Dans ses réquisitions, le magistrat du parquet a indiqué que dans la plupart des procès criminels, les accusés arrivent devant le tribunal avec l’intention de voiler la vérité. C’est le cas, dit-il, de Mohamadou Bello, qui tente d’empêcher aux juges de connaître ce qui s’est réellement passé le 31 novembre 2019. «Il a fallu confronter ses déclarations de l’enquête préliminaire à celles faites devant la barre pour le confondre. Il faut également noter la froideur avec laquelle l’accusé répond aux questions pendant son témoignage traduisant ainsi son mépris pour la vie humaine», a-t-il confié. Il a, par ailleurs, noté que les agissements de l’accusé consistant à effacer toute trace de sang dans la maison et dissimuler le corps sans vie de M. Gabang Meli démontre que Mohamadou Bello n’était pas à son premier forfait. Et pour le parquet, un tel comportement ouvre la porte à des spéculations de toutes sortes, notamment celles qui peuvent laisser croire que ce dernier appartient à un réseau de consommation de sang ou de commercialisation des ossements humains.
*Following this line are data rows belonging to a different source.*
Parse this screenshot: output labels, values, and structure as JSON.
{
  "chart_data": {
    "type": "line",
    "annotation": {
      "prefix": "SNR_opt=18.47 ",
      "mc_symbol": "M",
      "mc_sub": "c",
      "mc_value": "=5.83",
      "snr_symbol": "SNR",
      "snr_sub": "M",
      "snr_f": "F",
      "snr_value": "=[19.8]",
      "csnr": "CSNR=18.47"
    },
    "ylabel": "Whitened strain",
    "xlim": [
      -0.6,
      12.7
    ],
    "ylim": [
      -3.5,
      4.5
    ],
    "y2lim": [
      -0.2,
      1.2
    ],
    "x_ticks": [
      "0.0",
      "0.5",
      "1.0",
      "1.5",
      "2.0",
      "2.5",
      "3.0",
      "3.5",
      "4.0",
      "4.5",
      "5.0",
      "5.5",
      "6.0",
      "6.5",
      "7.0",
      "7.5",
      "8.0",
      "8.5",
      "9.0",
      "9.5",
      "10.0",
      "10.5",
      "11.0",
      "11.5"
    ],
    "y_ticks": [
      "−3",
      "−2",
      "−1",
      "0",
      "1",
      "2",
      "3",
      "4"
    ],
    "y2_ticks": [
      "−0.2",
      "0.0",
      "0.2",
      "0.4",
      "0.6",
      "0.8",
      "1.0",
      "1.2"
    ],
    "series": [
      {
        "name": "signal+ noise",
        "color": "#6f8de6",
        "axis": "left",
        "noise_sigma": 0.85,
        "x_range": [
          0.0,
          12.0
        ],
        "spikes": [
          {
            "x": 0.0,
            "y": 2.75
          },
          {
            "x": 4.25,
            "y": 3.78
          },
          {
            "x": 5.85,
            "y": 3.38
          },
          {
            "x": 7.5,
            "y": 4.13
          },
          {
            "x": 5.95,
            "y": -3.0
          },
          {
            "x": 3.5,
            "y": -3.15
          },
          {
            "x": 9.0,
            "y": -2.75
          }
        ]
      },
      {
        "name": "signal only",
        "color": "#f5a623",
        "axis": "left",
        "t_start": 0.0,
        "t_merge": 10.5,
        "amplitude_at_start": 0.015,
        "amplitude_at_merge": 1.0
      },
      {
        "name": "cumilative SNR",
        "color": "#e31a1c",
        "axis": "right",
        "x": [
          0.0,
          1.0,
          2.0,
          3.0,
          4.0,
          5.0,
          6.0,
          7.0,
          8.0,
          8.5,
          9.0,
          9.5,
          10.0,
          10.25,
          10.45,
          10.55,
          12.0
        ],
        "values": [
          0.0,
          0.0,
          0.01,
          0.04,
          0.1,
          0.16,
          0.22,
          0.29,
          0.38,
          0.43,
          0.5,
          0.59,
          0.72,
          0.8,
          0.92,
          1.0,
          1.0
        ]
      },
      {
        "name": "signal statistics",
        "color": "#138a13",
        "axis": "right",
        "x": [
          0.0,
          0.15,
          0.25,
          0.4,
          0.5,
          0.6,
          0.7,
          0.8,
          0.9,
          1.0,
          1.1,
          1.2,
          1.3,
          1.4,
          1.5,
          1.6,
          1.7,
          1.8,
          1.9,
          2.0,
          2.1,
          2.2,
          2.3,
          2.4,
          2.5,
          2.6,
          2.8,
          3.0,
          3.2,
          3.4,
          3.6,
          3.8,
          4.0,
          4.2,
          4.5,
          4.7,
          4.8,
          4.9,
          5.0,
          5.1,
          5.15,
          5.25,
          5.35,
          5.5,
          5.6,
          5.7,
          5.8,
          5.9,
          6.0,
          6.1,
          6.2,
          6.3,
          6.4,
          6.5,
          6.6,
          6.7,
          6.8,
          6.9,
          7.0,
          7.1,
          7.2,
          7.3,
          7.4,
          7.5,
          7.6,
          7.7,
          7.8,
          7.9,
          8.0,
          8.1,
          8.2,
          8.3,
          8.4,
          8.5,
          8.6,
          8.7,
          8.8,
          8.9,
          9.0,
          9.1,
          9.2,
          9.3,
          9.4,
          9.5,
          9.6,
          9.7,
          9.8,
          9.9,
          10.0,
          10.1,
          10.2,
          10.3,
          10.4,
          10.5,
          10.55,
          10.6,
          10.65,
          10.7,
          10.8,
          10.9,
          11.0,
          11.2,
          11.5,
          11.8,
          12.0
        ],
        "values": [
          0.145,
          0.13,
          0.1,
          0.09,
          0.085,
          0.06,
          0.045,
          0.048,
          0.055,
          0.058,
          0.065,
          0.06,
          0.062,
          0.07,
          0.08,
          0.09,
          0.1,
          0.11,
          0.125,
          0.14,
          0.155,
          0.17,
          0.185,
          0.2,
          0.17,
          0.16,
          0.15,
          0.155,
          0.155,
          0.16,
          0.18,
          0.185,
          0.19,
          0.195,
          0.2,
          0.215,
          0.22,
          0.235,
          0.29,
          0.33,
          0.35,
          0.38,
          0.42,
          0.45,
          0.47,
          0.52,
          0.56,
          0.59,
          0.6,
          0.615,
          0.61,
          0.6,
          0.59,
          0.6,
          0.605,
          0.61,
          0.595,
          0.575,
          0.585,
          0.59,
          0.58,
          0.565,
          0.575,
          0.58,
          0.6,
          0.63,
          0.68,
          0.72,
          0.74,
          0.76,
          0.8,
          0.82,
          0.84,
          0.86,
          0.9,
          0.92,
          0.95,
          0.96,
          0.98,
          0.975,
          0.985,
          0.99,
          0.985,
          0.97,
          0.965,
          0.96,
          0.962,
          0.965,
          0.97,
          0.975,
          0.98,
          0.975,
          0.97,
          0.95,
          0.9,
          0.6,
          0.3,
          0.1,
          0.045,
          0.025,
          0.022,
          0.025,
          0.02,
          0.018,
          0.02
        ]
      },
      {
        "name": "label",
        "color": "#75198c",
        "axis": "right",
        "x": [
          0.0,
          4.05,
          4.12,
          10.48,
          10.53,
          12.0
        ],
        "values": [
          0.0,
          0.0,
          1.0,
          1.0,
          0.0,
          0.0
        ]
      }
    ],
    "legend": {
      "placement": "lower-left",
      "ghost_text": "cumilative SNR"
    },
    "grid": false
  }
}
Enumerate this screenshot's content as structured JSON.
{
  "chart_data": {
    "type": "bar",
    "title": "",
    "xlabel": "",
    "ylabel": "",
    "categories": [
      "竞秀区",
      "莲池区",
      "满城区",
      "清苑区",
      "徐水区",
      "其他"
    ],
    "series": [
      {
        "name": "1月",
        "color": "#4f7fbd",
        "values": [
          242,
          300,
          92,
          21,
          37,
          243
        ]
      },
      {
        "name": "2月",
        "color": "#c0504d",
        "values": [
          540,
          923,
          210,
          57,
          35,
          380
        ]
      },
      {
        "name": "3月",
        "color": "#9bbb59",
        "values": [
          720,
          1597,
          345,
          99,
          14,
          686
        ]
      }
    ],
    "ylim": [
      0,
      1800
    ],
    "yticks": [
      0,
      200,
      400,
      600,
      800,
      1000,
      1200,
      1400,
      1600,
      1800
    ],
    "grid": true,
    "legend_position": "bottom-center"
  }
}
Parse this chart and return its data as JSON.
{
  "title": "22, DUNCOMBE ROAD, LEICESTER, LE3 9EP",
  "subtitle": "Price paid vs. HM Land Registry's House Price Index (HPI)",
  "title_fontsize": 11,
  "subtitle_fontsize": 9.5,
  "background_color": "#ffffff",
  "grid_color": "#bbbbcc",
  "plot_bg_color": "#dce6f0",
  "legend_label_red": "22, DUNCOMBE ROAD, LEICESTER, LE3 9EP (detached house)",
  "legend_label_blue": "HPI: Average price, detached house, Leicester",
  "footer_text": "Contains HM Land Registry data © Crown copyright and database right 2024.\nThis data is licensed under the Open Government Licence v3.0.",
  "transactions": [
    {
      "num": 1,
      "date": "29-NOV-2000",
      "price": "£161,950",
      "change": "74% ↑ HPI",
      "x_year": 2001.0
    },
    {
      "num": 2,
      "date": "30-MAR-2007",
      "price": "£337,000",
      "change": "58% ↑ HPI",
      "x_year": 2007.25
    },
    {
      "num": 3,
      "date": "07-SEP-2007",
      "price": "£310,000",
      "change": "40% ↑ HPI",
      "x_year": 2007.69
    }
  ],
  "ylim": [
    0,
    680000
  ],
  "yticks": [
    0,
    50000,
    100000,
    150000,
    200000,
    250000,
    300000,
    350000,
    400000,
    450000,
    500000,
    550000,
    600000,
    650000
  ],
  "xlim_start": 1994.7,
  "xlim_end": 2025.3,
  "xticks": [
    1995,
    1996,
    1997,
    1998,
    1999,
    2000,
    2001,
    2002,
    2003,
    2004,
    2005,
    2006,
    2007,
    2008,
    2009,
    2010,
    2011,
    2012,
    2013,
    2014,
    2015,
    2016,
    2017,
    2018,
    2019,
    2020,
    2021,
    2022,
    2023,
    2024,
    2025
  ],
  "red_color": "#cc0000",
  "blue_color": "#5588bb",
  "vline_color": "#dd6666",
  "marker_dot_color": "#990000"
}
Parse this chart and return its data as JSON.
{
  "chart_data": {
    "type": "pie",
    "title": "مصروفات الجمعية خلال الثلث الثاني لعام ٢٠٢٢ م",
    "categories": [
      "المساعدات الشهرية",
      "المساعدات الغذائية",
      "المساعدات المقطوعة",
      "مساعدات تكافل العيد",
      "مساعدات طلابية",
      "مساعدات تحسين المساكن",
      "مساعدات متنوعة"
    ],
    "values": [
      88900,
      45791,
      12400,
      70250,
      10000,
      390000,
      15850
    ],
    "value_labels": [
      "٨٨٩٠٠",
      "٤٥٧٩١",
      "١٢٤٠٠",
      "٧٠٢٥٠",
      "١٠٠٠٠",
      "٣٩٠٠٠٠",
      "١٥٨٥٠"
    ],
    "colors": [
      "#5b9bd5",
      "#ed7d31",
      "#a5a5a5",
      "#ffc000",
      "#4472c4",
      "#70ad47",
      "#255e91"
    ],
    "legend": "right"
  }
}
Le ministère public pense en outre que Mohamadou Bello est le seul acteur dans la commission de ce «crime crapuleux». Il soutient que ce dernier avait bien préparé son forfait en tendant au disparu une embuscade savamment montée pour lui ôter la vie dans la plus grande discrétion possible. D’après lui, l’ami coiffeur dont parle l’accusé dans cette affaire est un personnage imaginaire. Le ministère public est d’accord avec l’avocat de l’accusation qui qualifie Mohamadou Bello de microbe et de virus social qu’il faut mettre hors d’état de nuire en lui infligeant une sanction exemplaire.
L’avocat de la défense a, pour sa part, déclaré que certes, la disparition d’un être humain suscite de la consternation et la tristesse, mais il a demandé au tribunal ne pas suivre l’accusation qui s’appuie sur les suppositions. Il pense que le doute plane dans cette affaire où de nombreuses questions sont restées sans réponses tant à l’enquête préliminaire qu’à l’information judiciaire. «Il revient donc aux juges de tirer leurs conclusions sur la base de leur conviction personnelle», a conclu l’avocat. Mohamadou Bello sera fixé sur son sort le 2 septembre 2022.